2. All other items to be delivered at Closing including, but not
limited to the Stock Options as set forth in Section 8(a) of the Agreement shall
be delivered on or before November 19, 2001, and this shall be the Closing for
all other purposes of the Agreement provided, that all deliveries shall be
subject to a ten (10) day grace period. All Bonds delivered to Xxxxx shall have
accrued interest from September 1, 2001.
3. As long as Buyer is not in default under the Agreement until March
1, 2002 Xxxxx will vote all of his Call Now, Inc. shares (include share owned of
record or beneficially or over which he has voting control) for directors
specified by Buyer and to whom Xxxxx has no reasonable objection upon Buyer's
request.
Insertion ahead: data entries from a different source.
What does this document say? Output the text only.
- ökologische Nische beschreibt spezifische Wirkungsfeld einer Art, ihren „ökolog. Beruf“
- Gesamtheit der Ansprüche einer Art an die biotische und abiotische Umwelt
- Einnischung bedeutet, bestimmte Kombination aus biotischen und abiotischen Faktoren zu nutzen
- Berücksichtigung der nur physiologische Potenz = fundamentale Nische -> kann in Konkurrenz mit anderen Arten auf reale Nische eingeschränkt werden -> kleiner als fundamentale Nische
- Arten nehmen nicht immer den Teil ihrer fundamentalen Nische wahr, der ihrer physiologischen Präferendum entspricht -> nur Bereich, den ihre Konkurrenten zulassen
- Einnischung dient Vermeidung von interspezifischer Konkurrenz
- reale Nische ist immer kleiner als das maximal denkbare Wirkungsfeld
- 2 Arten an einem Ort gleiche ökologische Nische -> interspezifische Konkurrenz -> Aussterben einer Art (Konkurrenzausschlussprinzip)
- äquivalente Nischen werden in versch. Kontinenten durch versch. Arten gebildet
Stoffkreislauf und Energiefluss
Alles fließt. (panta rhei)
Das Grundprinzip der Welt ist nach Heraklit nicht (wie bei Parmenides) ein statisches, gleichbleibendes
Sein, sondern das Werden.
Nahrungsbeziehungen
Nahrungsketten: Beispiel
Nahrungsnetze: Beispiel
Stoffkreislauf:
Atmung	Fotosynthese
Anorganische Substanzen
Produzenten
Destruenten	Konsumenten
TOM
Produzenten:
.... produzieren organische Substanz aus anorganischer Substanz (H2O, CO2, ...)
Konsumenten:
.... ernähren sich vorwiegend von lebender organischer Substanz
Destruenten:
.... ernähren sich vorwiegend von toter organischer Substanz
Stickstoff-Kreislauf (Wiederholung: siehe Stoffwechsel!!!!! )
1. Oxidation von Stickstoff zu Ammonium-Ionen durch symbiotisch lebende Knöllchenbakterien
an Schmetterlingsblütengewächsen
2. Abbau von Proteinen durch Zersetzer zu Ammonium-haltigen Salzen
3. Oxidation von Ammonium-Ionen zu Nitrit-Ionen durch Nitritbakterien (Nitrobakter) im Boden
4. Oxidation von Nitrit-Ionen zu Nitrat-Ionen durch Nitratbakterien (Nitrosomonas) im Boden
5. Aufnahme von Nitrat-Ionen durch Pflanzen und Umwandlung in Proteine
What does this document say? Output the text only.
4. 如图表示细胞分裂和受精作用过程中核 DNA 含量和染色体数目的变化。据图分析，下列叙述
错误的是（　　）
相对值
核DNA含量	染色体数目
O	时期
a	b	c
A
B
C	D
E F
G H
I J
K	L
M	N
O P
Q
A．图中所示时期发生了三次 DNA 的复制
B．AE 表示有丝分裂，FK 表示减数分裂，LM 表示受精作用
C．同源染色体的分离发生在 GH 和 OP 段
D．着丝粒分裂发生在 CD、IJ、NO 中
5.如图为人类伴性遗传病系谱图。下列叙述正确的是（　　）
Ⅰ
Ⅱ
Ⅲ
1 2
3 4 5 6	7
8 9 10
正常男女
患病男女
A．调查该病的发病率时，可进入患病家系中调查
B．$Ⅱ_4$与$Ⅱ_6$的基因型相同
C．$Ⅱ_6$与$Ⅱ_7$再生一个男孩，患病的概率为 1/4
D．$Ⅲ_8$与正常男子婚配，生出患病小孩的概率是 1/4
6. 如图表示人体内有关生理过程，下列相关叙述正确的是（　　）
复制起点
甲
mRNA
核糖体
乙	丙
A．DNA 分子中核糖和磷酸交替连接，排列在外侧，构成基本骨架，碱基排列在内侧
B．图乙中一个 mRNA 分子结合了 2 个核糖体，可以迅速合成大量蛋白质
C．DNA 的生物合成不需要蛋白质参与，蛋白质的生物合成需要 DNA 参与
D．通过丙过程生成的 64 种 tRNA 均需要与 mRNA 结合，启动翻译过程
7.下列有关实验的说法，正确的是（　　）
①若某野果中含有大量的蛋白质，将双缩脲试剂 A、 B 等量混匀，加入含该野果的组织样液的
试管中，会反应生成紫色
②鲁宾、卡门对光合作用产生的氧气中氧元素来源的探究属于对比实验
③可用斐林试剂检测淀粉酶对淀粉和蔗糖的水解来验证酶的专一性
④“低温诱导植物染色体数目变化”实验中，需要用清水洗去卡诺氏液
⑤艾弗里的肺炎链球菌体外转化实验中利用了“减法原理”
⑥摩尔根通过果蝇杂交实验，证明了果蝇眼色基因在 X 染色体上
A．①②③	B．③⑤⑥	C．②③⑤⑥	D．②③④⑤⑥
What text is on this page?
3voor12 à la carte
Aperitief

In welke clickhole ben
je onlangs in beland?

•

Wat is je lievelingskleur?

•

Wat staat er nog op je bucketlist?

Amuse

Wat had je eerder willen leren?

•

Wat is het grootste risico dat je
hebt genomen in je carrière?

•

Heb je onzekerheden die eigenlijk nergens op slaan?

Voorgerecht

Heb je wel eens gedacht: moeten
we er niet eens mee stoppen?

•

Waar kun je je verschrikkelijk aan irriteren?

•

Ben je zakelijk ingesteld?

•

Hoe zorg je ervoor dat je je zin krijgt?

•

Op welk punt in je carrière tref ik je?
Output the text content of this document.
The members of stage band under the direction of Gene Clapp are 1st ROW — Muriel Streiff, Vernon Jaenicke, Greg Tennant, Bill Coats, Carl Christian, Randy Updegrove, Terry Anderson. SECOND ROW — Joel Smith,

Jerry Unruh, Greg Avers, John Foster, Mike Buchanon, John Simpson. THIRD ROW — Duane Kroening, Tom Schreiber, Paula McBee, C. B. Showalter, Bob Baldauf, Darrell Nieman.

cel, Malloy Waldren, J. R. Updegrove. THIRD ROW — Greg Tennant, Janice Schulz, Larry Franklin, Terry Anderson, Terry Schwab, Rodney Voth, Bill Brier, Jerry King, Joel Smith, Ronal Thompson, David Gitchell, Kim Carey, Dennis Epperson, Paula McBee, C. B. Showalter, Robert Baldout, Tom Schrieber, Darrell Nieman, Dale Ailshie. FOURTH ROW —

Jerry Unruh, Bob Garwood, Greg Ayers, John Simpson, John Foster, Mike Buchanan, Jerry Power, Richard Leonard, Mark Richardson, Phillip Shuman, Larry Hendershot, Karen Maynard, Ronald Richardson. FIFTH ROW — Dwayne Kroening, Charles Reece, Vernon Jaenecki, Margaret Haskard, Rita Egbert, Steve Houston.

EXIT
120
All such votes must be taken pursuant to SEC proxy or information
statement rules.
4. (a) Xxxxx shall use his best efforts to cause Buyer to be
elected as a director and Chief Executive Officer of Retama Entertainment Group,
Inc. a Texas Corporation.
(b) The parties agree that pursuant to the Xxxxx consulting
agreement set forth in Exhibit A to the Agreement and the transaction set forth
in Section 3(b) above Xxxxx and Xxxxxx Xxxxxxx will resign as officer and
directors of Call Now, Inc. and Retama Entertainment Group, Inc. as of November
19, 2001 and Buyer consents thereto.
(c) The Parties shall upon the request of one of the Parties,
execute and deliver to the requesting party such documents or instruments of
conveyance or assignment and take such other action an is reasonable necessary
to complete the transfer of the securities and other transactions contemplated
in the Agreement and this Amendment.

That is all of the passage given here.